Revolutions often begin resembling Jell-O but end up with new structures as hard as concrete.
We are now seeing some firming of the new post-Mubarak political construct, and it is indeed worrying.
Quite worrying, especially when one considers that the Obama administration has moved for regime change in Libya without consolidating its success in Egypt.
What happens in Egypt will have serious implications for not only the Libyan situation but also the entire Arab world.
Also at stake is the fragile peace between Israel and Egypt, and a cold peace between Israel and other Arab states.
Last week, the military council now ruling Egypt announced that parliamentary elections would take place in September.
At first blush, this seems like good news. But a good friend of mine, Ahmed Said, a prominent Egyptian businessman with a strong pro-Western orientation, says the news of the election has dealt a serious blow to democratic secularists.
These secularists fear the Muslim Brotherhood, as most of us in the West do, and are witnessing its remarkable rise to power with the help of the military government in Cairo.
With no real structure of diverse political parties in Egypt, the military's election announcement will serve the purposes of the Brotherhood.
With just five months to prepare, nascent political parties no doubt will remain fragmented.
Meanwhile, the Muslim Brotherhood is well funded and well organized. Just eight years ago, despite Mubarak's rigging of the election, the Brotherhood put 88 members into the sham parliament.
Egypt, Ahmed reminds me, is a poor nation with a large population both rooted in rural and religious ways. Illiteracy rates exceed 40 percent.
We saw the implications of this in March, after the military junta rushed to hold a referendum on constitutional amendments, seemingly reformist, but opposed by the secularist democrats. The military and the Muslim Brotherhood backed the amendments.
The Brotherhood's slogan that voters would be obeying Allah if they voted yes, worked effectively. The amendments passed by an astounding 77 percent of the vote out of 18 million cast. (Interestingly, the military government didn't even bother to publish what exactly the amendments said before election day.)
My friend notes that there are other troubling signs that the military and the Muslim Brotherhood have made a corrupt bargain: The military will let the Brotherhood gain power as long as the military keeps its exalted position and, possibly, the presidency, which will be voted on in a plebiscite this fall.
Ahmed writes: "One of the major Egyptian newspapers, al Masry al Yom, announced that 3000 Muslim Brotherhood leaders from Iran, Afghanistan, Bosnia and Somalia have been allowed to return to Egypt! Of course it is the military apparatus that allowed them to come back. But, why now? This also coincided with releasing the Sadat assassins who came out from jail as heroes. They even encouraged the media to treat them as such. We [the secularists] see them as criminals and not as political prisoners."

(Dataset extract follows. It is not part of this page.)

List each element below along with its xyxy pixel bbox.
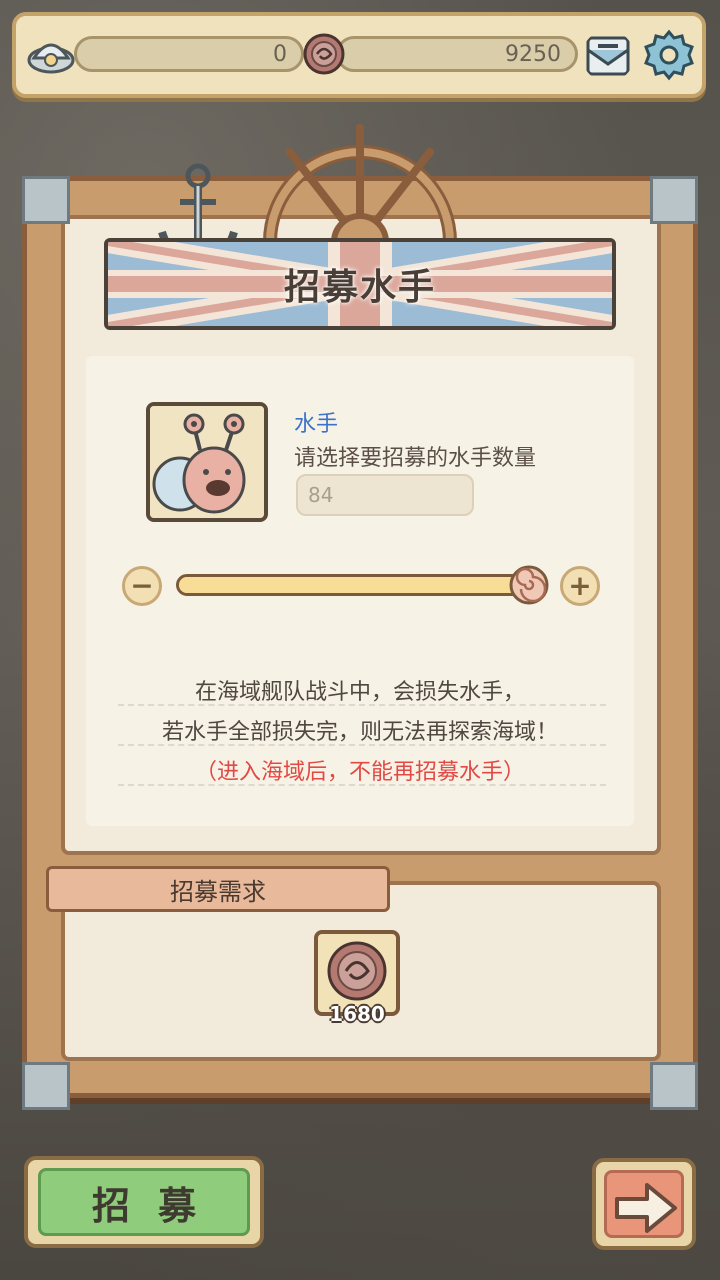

Clearly, the West should be encouraging the Egyptian military to postpone elections.
Mohamed ElBaradei has called for this and urged the military to turn power over during a transition period to a presidential council composed of military, civilian, and judicial representatives.
Where is the Obama administration as Egypt's orbit moves away from the U.S. into the hands of radical Islamists?
Apparently focused on Libya and paying little attention.
Previously I had praised Obama's handling of the Egypt crisis. Siding with the pro-democracy forces there was morally right.
And I support Obama's support of opposition forces in Libya.
But such support must be predicated on a plan for the day after regime change, and how the United States can help foster democratic institutions and forces friendly to American interests.
Democrats like Barack Obama were quick to criticize President George Bush, and justifiably so, for not having such a plan for Iraq in the post-Saddam era.
Now, Obama is making the same mistake.
It's still early for Egypt, and it has not been lost yet. But we must act soon.